Liburan
pertama
Aku melihat lelaki itu duduk di teras
rumahnya. Ada segelas kopi susu di atas
meja tak jauh dari ia duduk. Kopi itu masih tersisa sepertiga bagian dari gelas
yang tingginya kira-kira 5 cm. Ku pikir itu bukan kopinya. Dia tidak menyukai
kopi. Apalagi susu.
Dia juga tidak menyukai cokelat. Dulu,
teman sebangkuku pernah memberinya cokelat di hari valentine. Ia menerima
cokelat itu tapi tidak memakannya. Ia malah memberikan cokelat itu kepada temannya. Menurutku ia memang tidak menyukai sesuatu yang manis.
Dia adalah lelaki yang sudah lama aku
sukai. Secara diam-diam, tentunya. Aku menyukainya sejak dulu, sejak aku
tinggal bersama kakek dan nenek. Kami, maksudku aku dan dia sekolah di SMA
yang sama. Dia satu tingkat di atasku. Namun pertengahan semester kelas XI aku
pindah sekolah, tinggal kembali bersama kedua orang tuaku di Jakarta.

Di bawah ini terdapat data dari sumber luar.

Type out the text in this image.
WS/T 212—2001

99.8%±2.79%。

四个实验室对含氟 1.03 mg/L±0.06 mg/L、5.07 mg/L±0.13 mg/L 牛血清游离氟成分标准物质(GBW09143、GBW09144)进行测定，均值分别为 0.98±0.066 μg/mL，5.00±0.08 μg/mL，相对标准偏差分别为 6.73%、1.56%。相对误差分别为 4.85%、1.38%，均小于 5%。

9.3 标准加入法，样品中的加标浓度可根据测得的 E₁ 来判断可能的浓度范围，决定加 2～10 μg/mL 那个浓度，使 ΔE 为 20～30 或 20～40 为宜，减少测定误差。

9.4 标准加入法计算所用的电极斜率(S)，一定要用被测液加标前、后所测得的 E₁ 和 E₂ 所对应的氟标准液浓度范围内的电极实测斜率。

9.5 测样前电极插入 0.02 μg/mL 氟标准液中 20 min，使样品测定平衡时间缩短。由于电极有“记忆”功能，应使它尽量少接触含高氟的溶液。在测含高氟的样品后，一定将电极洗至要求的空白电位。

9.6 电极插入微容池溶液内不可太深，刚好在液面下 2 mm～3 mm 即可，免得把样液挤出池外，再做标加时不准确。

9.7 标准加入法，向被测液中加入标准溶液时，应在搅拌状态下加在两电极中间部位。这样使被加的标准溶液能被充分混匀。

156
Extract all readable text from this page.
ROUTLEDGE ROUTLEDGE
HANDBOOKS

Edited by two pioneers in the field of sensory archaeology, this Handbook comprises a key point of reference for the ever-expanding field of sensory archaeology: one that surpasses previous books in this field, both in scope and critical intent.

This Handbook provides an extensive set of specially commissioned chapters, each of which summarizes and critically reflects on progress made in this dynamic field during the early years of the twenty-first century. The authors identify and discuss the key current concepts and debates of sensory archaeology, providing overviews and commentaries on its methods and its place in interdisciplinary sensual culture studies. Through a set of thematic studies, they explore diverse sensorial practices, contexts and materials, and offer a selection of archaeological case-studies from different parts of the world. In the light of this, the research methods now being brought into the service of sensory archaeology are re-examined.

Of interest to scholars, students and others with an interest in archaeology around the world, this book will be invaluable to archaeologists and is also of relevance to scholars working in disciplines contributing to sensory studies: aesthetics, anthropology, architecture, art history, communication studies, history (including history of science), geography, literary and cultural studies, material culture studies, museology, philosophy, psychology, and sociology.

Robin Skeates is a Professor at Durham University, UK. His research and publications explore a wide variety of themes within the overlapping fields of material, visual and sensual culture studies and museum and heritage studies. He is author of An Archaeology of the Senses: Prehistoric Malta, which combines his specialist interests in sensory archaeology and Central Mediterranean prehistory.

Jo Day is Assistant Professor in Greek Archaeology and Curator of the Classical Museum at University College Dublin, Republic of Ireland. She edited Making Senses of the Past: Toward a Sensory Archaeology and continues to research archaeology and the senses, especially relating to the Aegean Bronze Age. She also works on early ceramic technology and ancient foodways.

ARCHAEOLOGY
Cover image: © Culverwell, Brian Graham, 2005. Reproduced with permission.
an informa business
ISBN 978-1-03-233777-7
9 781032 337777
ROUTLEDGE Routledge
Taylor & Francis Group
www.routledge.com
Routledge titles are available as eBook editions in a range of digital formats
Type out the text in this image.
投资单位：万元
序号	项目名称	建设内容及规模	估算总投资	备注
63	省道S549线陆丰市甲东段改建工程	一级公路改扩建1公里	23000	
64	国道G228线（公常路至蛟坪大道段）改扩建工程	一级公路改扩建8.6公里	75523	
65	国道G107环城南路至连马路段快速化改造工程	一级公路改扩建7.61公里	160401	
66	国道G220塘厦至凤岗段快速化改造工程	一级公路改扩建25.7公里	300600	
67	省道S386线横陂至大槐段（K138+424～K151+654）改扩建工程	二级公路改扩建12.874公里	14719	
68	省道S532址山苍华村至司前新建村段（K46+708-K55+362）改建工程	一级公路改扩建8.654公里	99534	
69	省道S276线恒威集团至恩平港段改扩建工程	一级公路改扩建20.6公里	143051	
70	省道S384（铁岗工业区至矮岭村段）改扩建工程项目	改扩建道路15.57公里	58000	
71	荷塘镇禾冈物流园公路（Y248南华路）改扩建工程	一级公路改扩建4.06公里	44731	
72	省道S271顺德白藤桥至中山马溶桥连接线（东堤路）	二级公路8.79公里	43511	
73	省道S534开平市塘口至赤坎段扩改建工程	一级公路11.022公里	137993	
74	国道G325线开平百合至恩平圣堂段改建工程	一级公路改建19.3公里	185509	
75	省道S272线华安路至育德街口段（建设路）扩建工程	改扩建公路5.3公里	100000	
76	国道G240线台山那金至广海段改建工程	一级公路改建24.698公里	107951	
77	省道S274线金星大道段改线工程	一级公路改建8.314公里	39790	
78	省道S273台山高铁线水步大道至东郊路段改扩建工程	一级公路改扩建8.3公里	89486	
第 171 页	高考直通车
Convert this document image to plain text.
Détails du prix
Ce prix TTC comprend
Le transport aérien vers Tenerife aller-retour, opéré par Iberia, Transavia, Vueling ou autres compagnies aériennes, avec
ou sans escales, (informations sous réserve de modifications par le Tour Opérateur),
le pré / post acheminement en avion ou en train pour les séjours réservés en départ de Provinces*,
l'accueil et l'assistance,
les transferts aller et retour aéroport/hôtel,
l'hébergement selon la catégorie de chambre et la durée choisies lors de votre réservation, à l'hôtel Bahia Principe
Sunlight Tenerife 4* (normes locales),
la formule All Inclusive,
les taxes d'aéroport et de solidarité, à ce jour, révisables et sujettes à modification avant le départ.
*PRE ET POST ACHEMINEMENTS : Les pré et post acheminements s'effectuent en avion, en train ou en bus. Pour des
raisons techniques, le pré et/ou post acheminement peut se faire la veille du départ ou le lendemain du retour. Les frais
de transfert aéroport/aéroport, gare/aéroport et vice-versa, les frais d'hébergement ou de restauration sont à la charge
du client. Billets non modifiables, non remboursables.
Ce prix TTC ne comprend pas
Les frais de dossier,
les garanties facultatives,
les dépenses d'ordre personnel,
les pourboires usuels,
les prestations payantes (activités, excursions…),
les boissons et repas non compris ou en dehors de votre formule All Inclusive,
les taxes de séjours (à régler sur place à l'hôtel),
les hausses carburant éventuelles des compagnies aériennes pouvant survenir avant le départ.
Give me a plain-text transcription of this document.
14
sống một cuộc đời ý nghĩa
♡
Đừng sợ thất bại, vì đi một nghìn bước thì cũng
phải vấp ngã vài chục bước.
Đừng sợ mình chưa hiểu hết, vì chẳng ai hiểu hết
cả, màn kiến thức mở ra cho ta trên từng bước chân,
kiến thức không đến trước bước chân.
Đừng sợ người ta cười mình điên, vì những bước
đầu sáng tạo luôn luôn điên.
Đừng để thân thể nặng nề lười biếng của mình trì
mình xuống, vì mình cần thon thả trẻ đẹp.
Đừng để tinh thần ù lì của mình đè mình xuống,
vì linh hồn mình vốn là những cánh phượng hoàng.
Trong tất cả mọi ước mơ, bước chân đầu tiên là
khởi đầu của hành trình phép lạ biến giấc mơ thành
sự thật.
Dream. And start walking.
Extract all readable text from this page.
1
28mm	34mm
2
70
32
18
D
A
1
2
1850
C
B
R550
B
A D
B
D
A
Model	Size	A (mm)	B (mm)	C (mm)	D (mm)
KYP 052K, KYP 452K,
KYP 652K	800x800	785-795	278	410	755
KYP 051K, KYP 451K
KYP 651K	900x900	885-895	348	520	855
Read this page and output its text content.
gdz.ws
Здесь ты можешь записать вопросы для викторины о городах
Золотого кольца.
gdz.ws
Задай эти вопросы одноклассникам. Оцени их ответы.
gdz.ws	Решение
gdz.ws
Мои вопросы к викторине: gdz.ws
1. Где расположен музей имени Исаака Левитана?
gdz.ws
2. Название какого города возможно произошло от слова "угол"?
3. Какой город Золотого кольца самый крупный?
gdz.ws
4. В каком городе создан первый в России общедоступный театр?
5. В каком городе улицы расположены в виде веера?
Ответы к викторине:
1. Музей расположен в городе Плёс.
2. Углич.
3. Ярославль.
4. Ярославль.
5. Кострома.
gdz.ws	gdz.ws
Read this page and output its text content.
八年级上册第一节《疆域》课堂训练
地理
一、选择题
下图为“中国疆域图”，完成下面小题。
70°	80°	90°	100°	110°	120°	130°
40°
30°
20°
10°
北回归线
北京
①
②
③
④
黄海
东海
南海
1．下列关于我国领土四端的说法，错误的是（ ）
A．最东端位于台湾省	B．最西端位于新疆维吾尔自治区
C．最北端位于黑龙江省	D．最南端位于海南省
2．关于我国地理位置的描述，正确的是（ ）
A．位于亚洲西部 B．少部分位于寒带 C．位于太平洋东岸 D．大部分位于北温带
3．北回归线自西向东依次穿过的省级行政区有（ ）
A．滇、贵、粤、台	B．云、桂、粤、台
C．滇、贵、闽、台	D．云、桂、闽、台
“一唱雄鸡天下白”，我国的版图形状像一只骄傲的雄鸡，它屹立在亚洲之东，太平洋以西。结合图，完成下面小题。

Setiap liburan sekolah aku selalu mengunjungi
rumah kakek dan nenek. Menginap semalam atau dua malam. Lalu sorenya mengantar senja ke tempat
peristirahatannya di pantai.
Oh iya, rumah lelaki itu tak jauh dari pantai
tempatku mengantar senja pulang.
Liburan
kedua
Dia duduk di tepi pantai tampak sedang
memikirkan sesuatu. Gitar yang harusnya ia petik, hanya diketuk-ketuknya saja
dengan jari telunjuk. Dia tak sadar sedang kuperhatikan. Ah, memang dia tak
pernah sadar sejak dulu aku sering memperhatikannya.
Senja telah pulang. Dia, lelaki yang aku
sukai itu, terbangun dari lamunan, seakan jiwanya yang melayang-layang di laut
sudah kembali ke raganya. Dia berbalik kemudian menoleh ke arahku. Ah, sial aku
ketahuan.
Liburan
ketiga
Aku tak melihat dia di teras rumahnya,
juga tak menemukannya duduk di tepi pantai mengantar senja pulang. Sudah semalaman
aku di rumah nenek. Tapi sosok yang menyejukkan mataku tak juga muncul.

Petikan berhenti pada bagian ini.